On 28 Jan 2011, at 20:24, Gary Gatling wrote:
I am in charge of several afs servers in our college. Right now there are 5 afs servers running on 5 SPARC based servers. We are ditching Solaris since it sucks so bad and are going to move to Linux VM's running inside of VMware.
Firstly, I would be cautious about running I/O intensive services like fileservers within a VM. You'll almost certainly get better performance from bare metal, especially if you end up sharing the same physical hardware between multiple fileservers.
I was asked how much disk and memory we would need for the VMs. I was then critized for suggesting that each VM needs 4GB just like the real servers. I did not suggest the 4GB in each server. That was decided by a guy who quit a few years ago.
So, there are two separate considerations here. The first is making sure that the processes on the machine have sufficient memory. The key thing here is tuning your fileserver to suit its workload, and making sure that you have enough callbacks to handle your number of clients. You should be able to take a look at your existing servers, and see how much memory the fileserver processes on them are consuming, and use this as a rough guide. You definitely want to be in a position where there is no way that your fileservers end up swapping.

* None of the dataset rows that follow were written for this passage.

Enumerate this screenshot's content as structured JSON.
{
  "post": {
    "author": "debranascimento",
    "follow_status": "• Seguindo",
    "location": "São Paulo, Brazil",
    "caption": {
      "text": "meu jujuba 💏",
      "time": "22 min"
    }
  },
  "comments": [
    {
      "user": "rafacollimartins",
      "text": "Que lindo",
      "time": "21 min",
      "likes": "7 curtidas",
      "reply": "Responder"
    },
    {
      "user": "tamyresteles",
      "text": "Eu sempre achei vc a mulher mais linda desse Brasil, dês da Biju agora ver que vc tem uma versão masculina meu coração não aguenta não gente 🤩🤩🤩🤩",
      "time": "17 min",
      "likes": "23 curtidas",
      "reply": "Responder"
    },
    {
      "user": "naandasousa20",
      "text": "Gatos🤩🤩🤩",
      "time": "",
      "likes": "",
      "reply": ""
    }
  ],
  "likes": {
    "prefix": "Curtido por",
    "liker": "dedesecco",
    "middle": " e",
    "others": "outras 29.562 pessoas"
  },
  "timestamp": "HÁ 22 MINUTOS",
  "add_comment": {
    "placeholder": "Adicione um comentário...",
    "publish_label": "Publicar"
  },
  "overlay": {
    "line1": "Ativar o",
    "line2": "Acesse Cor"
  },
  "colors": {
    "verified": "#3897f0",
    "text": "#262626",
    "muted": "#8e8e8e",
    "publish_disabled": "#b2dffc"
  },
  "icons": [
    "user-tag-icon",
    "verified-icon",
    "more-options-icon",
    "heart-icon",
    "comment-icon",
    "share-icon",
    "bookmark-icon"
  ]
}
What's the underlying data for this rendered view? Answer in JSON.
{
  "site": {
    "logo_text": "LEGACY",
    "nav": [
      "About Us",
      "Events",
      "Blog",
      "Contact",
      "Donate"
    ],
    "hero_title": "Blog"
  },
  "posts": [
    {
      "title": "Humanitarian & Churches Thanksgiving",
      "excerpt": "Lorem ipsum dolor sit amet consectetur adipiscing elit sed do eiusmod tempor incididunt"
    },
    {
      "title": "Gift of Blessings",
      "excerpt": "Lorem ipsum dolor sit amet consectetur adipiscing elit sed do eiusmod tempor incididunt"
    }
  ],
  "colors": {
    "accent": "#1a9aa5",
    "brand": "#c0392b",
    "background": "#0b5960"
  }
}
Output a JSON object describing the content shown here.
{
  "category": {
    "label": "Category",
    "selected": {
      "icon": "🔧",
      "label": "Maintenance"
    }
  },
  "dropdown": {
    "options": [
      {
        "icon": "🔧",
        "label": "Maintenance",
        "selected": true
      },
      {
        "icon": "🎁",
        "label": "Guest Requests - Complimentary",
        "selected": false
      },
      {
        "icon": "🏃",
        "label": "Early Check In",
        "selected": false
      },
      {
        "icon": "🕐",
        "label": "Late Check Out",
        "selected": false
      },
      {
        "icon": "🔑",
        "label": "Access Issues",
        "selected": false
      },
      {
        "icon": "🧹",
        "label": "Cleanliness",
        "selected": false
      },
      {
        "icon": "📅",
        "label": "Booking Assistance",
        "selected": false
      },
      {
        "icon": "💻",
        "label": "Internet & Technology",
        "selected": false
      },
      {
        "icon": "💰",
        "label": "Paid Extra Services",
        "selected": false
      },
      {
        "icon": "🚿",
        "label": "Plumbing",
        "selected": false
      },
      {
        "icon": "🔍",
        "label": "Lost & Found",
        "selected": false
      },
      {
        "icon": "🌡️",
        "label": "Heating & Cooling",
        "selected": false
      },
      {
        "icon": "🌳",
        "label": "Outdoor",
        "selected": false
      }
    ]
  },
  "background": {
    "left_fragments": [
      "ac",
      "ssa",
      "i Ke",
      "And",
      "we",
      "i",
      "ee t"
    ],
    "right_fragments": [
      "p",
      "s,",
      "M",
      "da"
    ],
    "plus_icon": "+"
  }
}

The second consideration is page cache. Linux uses all of the "spare" memory on a machine as a backing cache for the disk. Depending on the working set of your fileservers, this can have significant performance benefits. Without doing any analysis, it's hard to say how much memory is necessary here, but in general, the more memory you can have as cache, the better.
I don't think that 4G of memory of each of your 5 fileservers sounds unreasonable.